As it tries again in 2014 to win back control of the House of Representatives, the Democratic Congressional Campaign Committee says it's got its eyes on 48 Republican-held seats.
"We need 17 seats to pick up the House. So we begin with an early universe of 30 districts where the incumbent got less than 10% and an additional 18 districts that we think can perform better in an off year than an on year," DCCC Chairman Steve Israel told reporters Thursday.
Israel asserted Republicans will be most vulnerable in suburban areas and areas with a growing Latino population in the 2014 midterm elections.
Israel, the Democrat from New York, is returning for a second cycle as DCCC chairman. Democrats needed to win back 25 seats last month to gain control of the House. Although they fell far short of that goal, they did win back eight seats from the GOP. Republicans will have a 234-201 advantage next month when the new Congress is seated. Each party will have a vacant seat.
Israel said the DCCC has completed an initial review of what they did right and wrong in the 2012 cycle. While he wouldn't give specifics, Israel said strong recruitment is crucial.
"We've studied what we can do better. Now we are incorporating that into moving forward. The key issue here is that it all starts with recruiting," he said. "The reason we picked up seats in 2012 is because we aggressively began recruiting in 2010."
Israel also touted how the DCCC has already been aggressively going after Republicans since last month's election.
"The 2014 election began on Election Day in 2012. We started before the cycle was over. So before the bottom of the ninth with two outs, two strikes, we were already figuring out our batting order for the very next game," said Israel. "We hit the ground running. We have been on offensive."
The DCCC said Wednesday they would air radio ads against 21 House Republicans who have refused to sign a discharge petition advanced by Democrats that would allow a vote in the chamber on extending Bush-era tax cuts for households making less than $250,000 per year. The Bush-era cuts expire at the end of the year.
Israel also announced the DCCC's new leadership: Rep. Jared Polis (Colorado) as chairman for candidate services; Rep. Allyson Schwartz (Pennsylvania) as national finance chairwoman; Rep. Joseph Crowley (New York) as D.C. finance chairman and Rep. James Clyburn (South Carolina) as national mobilization chairman.
Israel also announced that Rep.

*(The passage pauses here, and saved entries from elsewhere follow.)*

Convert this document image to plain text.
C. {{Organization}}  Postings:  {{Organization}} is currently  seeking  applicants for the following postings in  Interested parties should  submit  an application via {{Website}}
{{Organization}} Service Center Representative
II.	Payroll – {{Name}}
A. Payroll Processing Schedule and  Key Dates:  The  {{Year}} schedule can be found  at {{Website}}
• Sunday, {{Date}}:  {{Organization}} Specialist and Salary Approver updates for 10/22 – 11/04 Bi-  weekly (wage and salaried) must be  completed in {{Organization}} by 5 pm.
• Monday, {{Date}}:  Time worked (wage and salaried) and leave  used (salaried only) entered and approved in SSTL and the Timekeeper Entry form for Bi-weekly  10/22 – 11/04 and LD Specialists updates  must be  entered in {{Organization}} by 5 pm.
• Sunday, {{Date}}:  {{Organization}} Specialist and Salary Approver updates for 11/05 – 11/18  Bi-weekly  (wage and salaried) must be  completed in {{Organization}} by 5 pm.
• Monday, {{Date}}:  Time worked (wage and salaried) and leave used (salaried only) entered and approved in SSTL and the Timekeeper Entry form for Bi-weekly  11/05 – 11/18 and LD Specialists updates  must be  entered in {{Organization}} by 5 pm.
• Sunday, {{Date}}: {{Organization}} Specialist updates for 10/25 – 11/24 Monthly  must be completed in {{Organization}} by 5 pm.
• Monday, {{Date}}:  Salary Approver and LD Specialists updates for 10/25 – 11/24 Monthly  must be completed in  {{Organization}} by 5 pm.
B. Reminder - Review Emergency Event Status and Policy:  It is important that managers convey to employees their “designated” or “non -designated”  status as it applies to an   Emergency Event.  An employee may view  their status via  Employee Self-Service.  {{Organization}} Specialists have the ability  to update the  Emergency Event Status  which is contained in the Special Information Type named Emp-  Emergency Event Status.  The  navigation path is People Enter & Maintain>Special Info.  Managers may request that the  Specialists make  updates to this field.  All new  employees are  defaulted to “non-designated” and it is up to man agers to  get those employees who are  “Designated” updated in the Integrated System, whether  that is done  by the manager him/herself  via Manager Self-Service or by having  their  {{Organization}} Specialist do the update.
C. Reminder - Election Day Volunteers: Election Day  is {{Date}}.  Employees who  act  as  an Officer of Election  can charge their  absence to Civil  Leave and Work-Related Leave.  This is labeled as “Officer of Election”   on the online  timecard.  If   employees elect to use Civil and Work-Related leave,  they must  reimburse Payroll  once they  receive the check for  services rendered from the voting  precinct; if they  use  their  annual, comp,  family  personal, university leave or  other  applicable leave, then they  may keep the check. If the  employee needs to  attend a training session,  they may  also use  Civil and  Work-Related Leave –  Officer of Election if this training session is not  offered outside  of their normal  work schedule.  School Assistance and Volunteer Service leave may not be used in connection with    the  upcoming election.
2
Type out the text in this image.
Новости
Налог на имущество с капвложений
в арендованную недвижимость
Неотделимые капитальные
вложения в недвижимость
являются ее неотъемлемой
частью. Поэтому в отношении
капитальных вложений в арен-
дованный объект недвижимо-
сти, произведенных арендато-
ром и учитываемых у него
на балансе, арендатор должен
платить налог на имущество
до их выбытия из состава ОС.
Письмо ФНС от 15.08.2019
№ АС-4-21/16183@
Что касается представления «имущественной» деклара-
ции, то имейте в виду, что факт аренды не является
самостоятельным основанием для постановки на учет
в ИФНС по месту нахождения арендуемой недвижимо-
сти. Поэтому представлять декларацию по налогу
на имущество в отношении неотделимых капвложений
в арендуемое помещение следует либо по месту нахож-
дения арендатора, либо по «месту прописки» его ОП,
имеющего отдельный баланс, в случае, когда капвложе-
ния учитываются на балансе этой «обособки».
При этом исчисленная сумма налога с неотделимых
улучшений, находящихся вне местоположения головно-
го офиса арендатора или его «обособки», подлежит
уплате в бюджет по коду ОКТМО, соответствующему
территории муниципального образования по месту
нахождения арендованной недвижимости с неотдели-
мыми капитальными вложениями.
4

Tim Walz (Minnesota) will chair the DCCC's Frontline program, which aids vulnerable incumbents, Rep. Donna Edwards (Maryland) will chair the recruitment committee, along with vice-chairman Gary Peters (Michigan); and Reps. Richard Neal (Massachusetts), Jim Himes (Connecticut) and Terri Sewell (Alabama) will be vice-chairmen of finance and will chair the committee's business council.